Rochester computer science department is more highly regarded if you may want to go to graduate school.

No question Northeastern co-op program is terrific and program is good too.

I always wonder why a student from one college posts in another school’s forum. I generally don’t like it because it only starts arguments, but I think Pengs post is very interesting.

That said, some of the differences seem to be organizational: certain affinities, like informatics, are handled differently by UR than NEU.

I also think that getting a job in this general field is not that big an issue given the demand. In many cases, people worry - often weirdly - if school x ranked 10 or 20 places better than y means a job while y means no, as though actual achievement is secondary to the idiocies of undergrad rankings.

And in general, the rankings that matter are graduate school, though again in this field many people don’t go to grad school so that doesn’t necessarily have as much meaning.

I don’t think attending a school should limit you to only mentioning anything about that school. I looked well into bothy schools just last year, as I did with a handful of other schools I also applied to for CS. I think that knowledge and the resulting insights have just as much value as they did before I enrolled in one school, especially if any bias is clear as I think I have made it.

While getting a job in CS isn’t that hard, and either school will allow you to, NEU’s program is definitely more practically slanted. From day 1, program design is the most important concept over other branches that would lead more towards research. As you said, most people in CS don’t go for PHD’s. The importance is really in your undergraduate curriculum and your experience, both of which NEU focuses on compared to UR.
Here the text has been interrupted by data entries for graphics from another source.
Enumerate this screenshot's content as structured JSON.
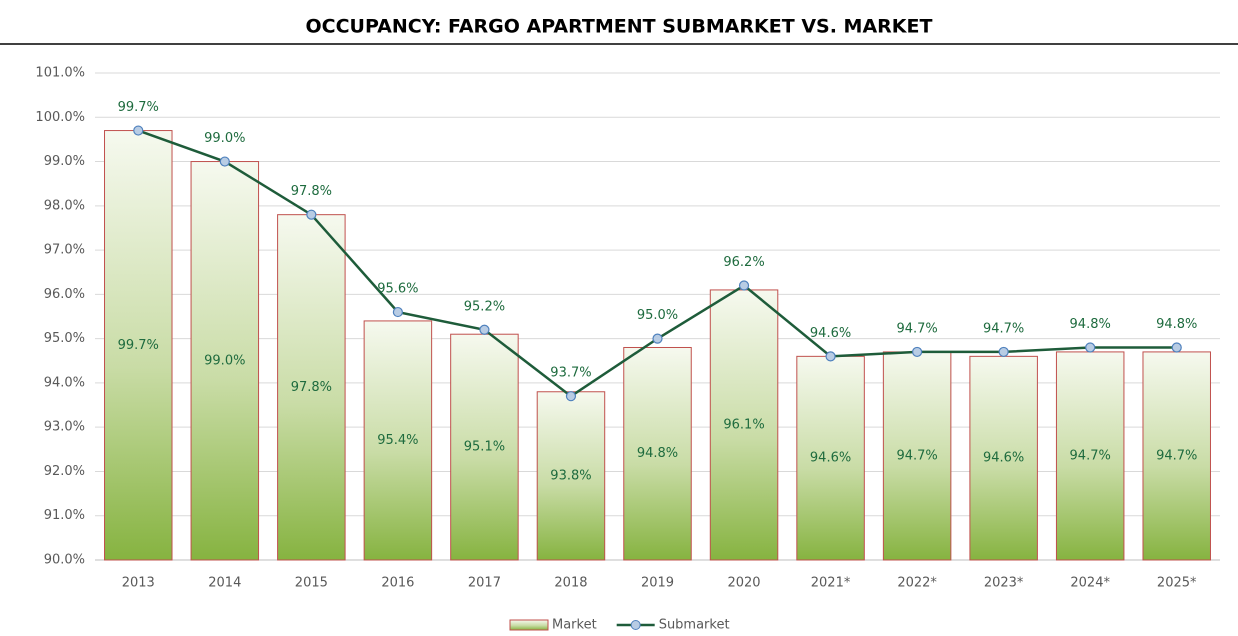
{
  "chart_data": {
    "type": "bar",
    "title": "OCCUPANCY: FARGO APARTMENT SUBMARKET VS. MARKET",
    "categories": [
      "2013",
      "2014",
      "2015",
      "2016",
      "2017",
      "2018",
      "2019",
      "2020",
      "2021*",
      "2022*",
      "2023*",
      "2024*",
      "2025*"
    ],
    "series": [
      {
        "name": "Market",
        "type": "bar",
        "color": "#8db84a",
        "values": [
          99.7,
          99.0,
          97.8,
          95.4,
          95.1,
          93.8,
          94.8,
          96.1,
          94.6,
          94.7,
          94.6,
          94.7,
          94.7
        ],
        "value_labels": [
          "99.7%",
          "99.0%",
          "97.8%",
          "95.4%",
          "95.1%",
          "93.8%",
          "94.8%",
          "96.1%",
          "94.6%",
          "94.7%",
          "94.6%",
          "94.7%",
          "94.7%"
        ]
      },
      {
        "name": "Submarket",
        "type": "line",
        "color": "#1e5c3a",
        "values": [
          99.7,
          99.0,
          97.8,
          95.6,
          95.2,
          93.7,
          95.0,
          96.2,
          94.6,
          94.7,
          94.7,
          94.8,
          94.8
        ],
        "value_labels": [
          "99.7%",
          "99.0%",
          "97.8%",
          "95.6%",
          "95.2%",
          "93.7%",
          "95.0%",
          "96.2%",
          "94.6%",
          "94.7%",
          "94.7%",
          "94.8%",
          "94.8%"
        ]
      }
    ],
    "ylim": [
      90,
      101
    ],
    "yticks": [
      {
        "value": 90,
        "label": "90.0%"
      },
      {
        "value": 91,
        "label": "91.0%"
      },
      {
        "value": 92,
        "label": "92.0%"
      },
      {
        "value": 93,
        "label": "93.0%"
      },
      {
        "value": 94,
        "label": "94.0%"
      },
      {
        "value": 95,
        "label": "95.0%"
      },
      {
        "value": 96,
        "label": "96.0%"
      },
      {
        "value": 97,
        "label": "97.0%"
      },
      {
        "value": 98,
        "label": "98.0%"
      },
      {
        "value": 99,
        "label": "99.0%"
      },
      {
        "value": 100,
        "label": "100.0%"
      },
      {
        "value": 101,
        "label": "101.0%"
      }
    ],
    "grid": true
  }
}
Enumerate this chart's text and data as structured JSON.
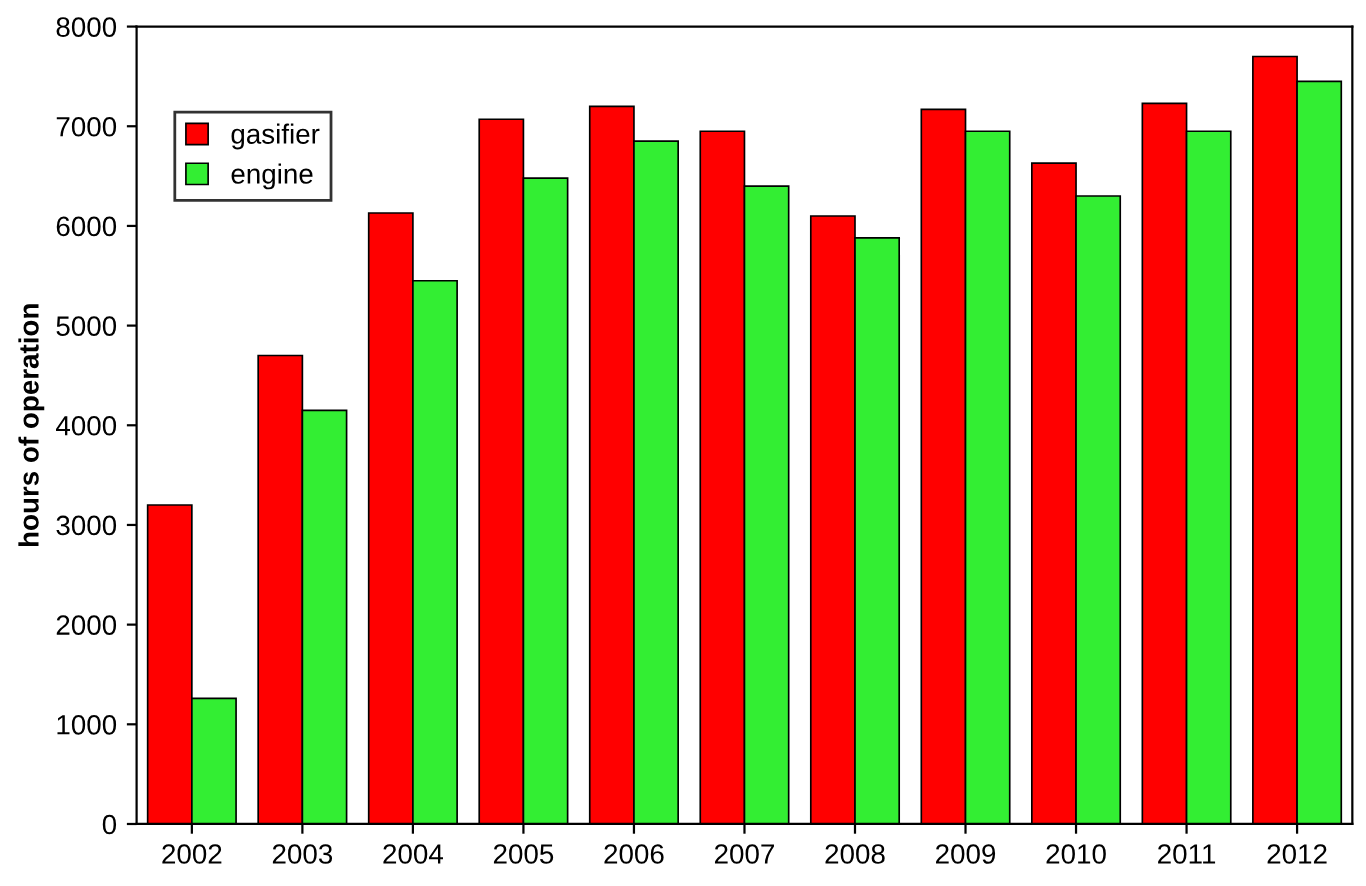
{
  "chart_data": {
    "type": "bar",
    "ylabel": "hours of operation",
    "categories": [
      "2002",
      "2003",
      "2004",
      "2005",
      "2006",
      "2007",
      "2008",
      "2009",
      "2010",
      "2011",
      "2012"
    ],
    "series": [
      {
        "name": "gasifier",
        "color": "#ff0000",
        "values": [
          3200,
          4700,
          6130,
          7070,
          7200,
          6950,
          6100,
          7170,
          6630,
          7230,
          7700
        ]
      },
      {
        "name": "engine",
        "color": "#33ee33",
        "values": [
          1260,
          4150,
          5450,
          6480,
          6850,
          6400,
          5880,
          6950,
          6300,
          6950,
          7450
        ]
      }
    ],
    "ylim": [
      0,
      8000
    ],
    "yticks": [
      0,
      1000,
      2000,
      3000,
      4000,
      5000,
      6000,
      7000,
      8000
    ],
    "grid": false,
    "legend": "top left"
  }
}
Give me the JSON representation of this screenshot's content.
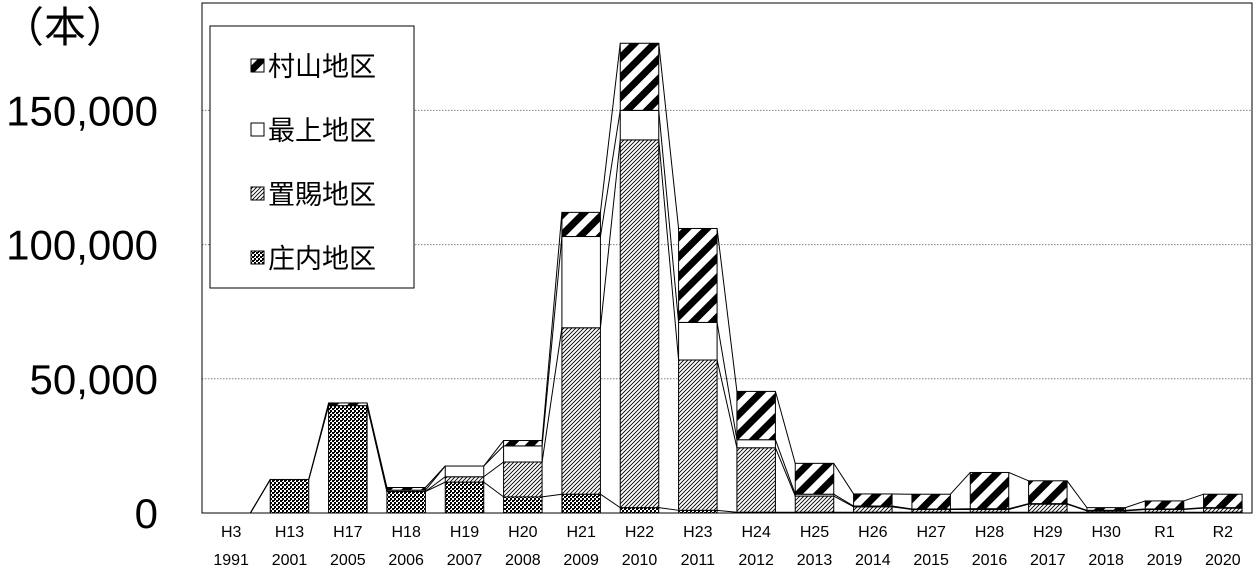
{
  "chart_data": {
    "type": "bar",
    "stacked": true,
    "unit_label": "（本）",
    "title": "",
    "xlabel": "",
    "ylabel": "",
    "categories": [
      [
        "H3",
        "1991"
      ],
      [
        "H13",
        "2001"
      ],
      [
        "H17",
        "2005"
      ],
      [
        "H18",
        "2006"
      ],
      [
        "H19",
        "2007"
      ],
      [
        "H20",
        "2008"
      ],
      [
        "H21",
        "2009"
      ],
      [
        "H22",
        "2010"
      ],
      [
        "H23",
        "2011"
      ],
      [
        "H24",
        "2012"
      ],
      [
        "H25",
        "2013"
      ],
      [
        "H26",
        "2014"
      ],
      [
        "H27",
        "2015"
      ],
      [
        "H28",
        "2016"
      ],
      [
        "H29",
        "2017"
      ],
      [
        "H30",
        "2018"
      ],
      [
        "R1",
        "2019"
      ],
      [
        "R2",
        "2020"
      ]
    ],
    "series": [
      {
        "name": "庄内地区",
        "pattern": "crosshatch",
        "values": [
          0,
          12500,
          40000,
          8000,
          11500,
          6000,
          7000,
          2000,
          1000,
          300,
          300,
          300,
          300,
          300,
          300,
          300,
          300,
          300
        ]
      },
      {
        "name": "置賜地区",
        "pattern": "diagonal",
        "values": [
          0,
          0,
          0,
          0,
          2000,
          13000,
          62000,
          137000,
          56000,
          24000,
          6000,
          2000,
          1000,
          1000,
          3000,
          500,
          1000,
          1500
        ]
      },
      {
        "name": "最上地区",
        "pattern": "blank",
        "values": [
          0,
          0,
          0,
          500,
          4000,
          6000,
          34000,
          11000,
          14000,
          3000,
          700,
          300,
          200,
          300,
          200,
          200,
          200,
          200
        ]
      },
      {
        "name": "村山地区",
        "pattern": "bold-diagonal",
        "values": [
          0,
          0,
          1000,
          1000,
          0,
          2000,
          9000,
          25000,
          35000,
          18000,
          11500,
          4500,
          5500,
          13500,
          8500,
          1000,
          3000,
          5000
        ]
      }
    ],
    "legend_order": [
      "村山地区",
      "最上地区",
      "置賜地区",
      "庄内地区"
    ],
    "legend_position": "top-left",
    "ylim": [
      0,
      190000
    ],
    "yticks": [
      0,
      50000,
      100000,
      150000
    ],
    "ytick_labels": [
      "0",
      "50,000",
      "100,000",
      "150,000"
    ],
    "grid": "horizontal-dotted",
    "colors": {
      "bar_fill": "#ffffff",
      "ink": "#000000",
      "grid": "#808080"
    }
  }
}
Even graduate rankings have NEU ahead in some places, and equal overall. US News PL specialty has graduate NEU CS ranked 11th. Overall, UR is ranked in the 50’s on US News for graduate CS and NEU is ranked less than 10 spots away. I don’t see any large discrepancy in graduate rankings, and undergrad slants to NEU.

Obviously, co-op and research is simply a big difference in philosophy. If OP is slanted to research and doesn’t want PL, then yes, UR would be preferred probably. But if OP wants to go into the field with an undergraduate degree, I simply don’t see how UR is better than NEU. And that’s before the co-op program is factored in, because as you said, in CS isn’t the biggest factor, though having 18 months+ work experience certainly doesn’t hurt a software engineer’s resume.

I think this thread has done a very good job of highlighting the differences between the school because they are very different in their philosophies. In the end either school will serve a CS student well.